Didn't notice the help section tbh so my bad. I only used the menu to restart when I erased my starter piston(3 different times) then promptly forgot it existed at all. For the hints, I'd say to redesign the menu button(placement, size, color), I think I was subconsciously assuming it was a button for save files, map gens, and what not. After using the menu to reset the map/game, I subconsciously mixed up with a window minimizer for the right side, not a normal response tbh but that's all I remembered, I was actually surprised I forgot there was a menu button until your reminder haha.

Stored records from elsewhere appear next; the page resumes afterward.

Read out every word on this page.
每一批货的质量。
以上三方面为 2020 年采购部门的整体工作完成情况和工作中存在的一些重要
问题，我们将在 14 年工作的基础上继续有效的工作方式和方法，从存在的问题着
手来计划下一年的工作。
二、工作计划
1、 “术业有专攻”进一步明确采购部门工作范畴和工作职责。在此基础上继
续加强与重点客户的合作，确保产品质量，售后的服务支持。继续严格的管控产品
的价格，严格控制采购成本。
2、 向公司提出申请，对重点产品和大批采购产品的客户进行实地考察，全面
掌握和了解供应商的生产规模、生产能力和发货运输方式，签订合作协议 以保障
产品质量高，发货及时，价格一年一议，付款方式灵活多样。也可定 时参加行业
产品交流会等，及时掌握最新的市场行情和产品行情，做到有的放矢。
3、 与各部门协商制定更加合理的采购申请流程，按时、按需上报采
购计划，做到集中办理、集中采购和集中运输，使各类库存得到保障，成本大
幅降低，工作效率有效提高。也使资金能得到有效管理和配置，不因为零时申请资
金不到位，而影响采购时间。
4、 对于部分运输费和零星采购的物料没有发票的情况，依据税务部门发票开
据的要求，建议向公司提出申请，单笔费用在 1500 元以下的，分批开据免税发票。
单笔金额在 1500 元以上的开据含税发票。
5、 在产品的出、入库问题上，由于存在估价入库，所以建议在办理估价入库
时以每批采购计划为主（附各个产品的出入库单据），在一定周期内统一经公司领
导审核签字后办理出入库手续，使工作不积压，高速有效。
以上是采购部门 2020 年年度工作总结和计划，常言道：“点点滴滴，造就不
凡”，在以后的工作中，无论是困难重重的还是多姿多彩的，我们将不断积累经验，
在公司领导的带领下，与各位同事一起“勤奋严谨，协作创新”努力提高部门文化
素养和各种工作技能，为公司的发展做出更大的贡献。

If the later versions are planned to be expanded a ton to accommodate multiplayer, I'd recommend to have a customizable map size. I actually prefer the small size simply because my potato pc almost always gets over-ran by games that keep developing and adding to the base games. Keeping maps small is my only stopgap for managing any chaos. I still remember a 'don't starve' world where a griefer lit up the entire forest plus the base, I had to abandon the server entirely because I kept dying without being able to help much, all my gear and valuables burnt up and even my backups.
Creative mode...not really what I'm looking for personally, half the fun in building complex machines is having to gather all the resources for the different components myself. It gives the machine an extra layer of meaning that keeps me engaged in the process. Without that sentimentality(?), I tend to drift away from the game as a whole. Happened on Terraria when someone gifted me the endgame mining ufo when I was just barely entering late game. Because I was gathering tons of resources(even ones I didn't have the right level tool for) using it, they lost enough inherent value that I just played the game less and less. I actually had an imaginary divide in my base of stuff I really liked and not so much, which just so happens to be the additions before and after I got the ufo.
Left it at 'renewable' to keep it open-ended, but the greatest examples would be like those found in the sky block mod. Creating resource chain loops that slowly generates more than you put in. Upgrading the chain so that it incrementally creates more.
Another way would be like villager trading, though that's...the most boring way as it incentivizes farming the currency instead of gathering the resources(y'know playing the actual game). Trading is best left for the real end game, where you already have all the resource farms, but want a way to gather specifics en masse for those megabuild projects, at that point in the game building more/bigger farms is the last thing you want to be doing.
I mentioned putting it all inside a unit, because it'd be a way to clean up clutter in the overworld. Putting resource farms inside units like 'Sandship: Crafting Factory' helps keep the performance up because you don't need to render the farms, just the recorded input/output rates.
Kinda hate to keep doing it but Minecraft mods have the most obvious solutions! For the visual aids, I'd recommend something like the Foundry or Create mods approach to multi-block structures. Essentially a step by step guide to block placement for the absolute basic version of each machine. Expanding/upscaling it to your needs would still require you to do the rest.
Moving a unit...should've been obvious to me, but then again I guess I was too focused on using Minecraft as the analog for all this. I was just assuming 'flying machines' and those like them to be the 'walker' mentioned in the synopsis. Up to that point in the mission chain, I figured the only interact-able thing units could do was output power and mine/piston, with the moving being done by another piston.
This problem is basically what I was meaning for the 'tutorial' zone to solve. I just plain didn't know that units could interact with the world. The piston animations reaching outside a unit should've been a clue, but looking at the videos in the help section I was genuinely surprised when wires and generators were popping out the block too!
Ah, as a clue of how 'potato' my pc is, it was struggling with some of the embedded videos because it tends to buffer the first few seconds...which some for some the videos was all they had or where the mechanically most interesting bits occurred. Hence why I prefer more diegetic versions like Minecraft's ancient city redstone room, or the modpacks with a guidebook. Thaumcraft's book that expands as you learn is even greater, it gives out info and explains things plus visual aids where it helps.
Finally would recommend that you check out Introversion software's fail masterclass series. I only checked out the spacebot one as it was the one I was personally interested in their thoughts on as of yet, but it was an overall very informative video about the thought/design process that even an established team goes through.
Spacebot had a fundamental flaw that none of them could point out, until this video of them dissecting it which was that the game eventually abandons the main draw of programming bots and shifts into a 4x style before ultimately turning into a terraforming idler. Though tbh, I think it was mainly because the rest of the team weren't engaged enough to even play it to at all and ever find out that flaw for the guy.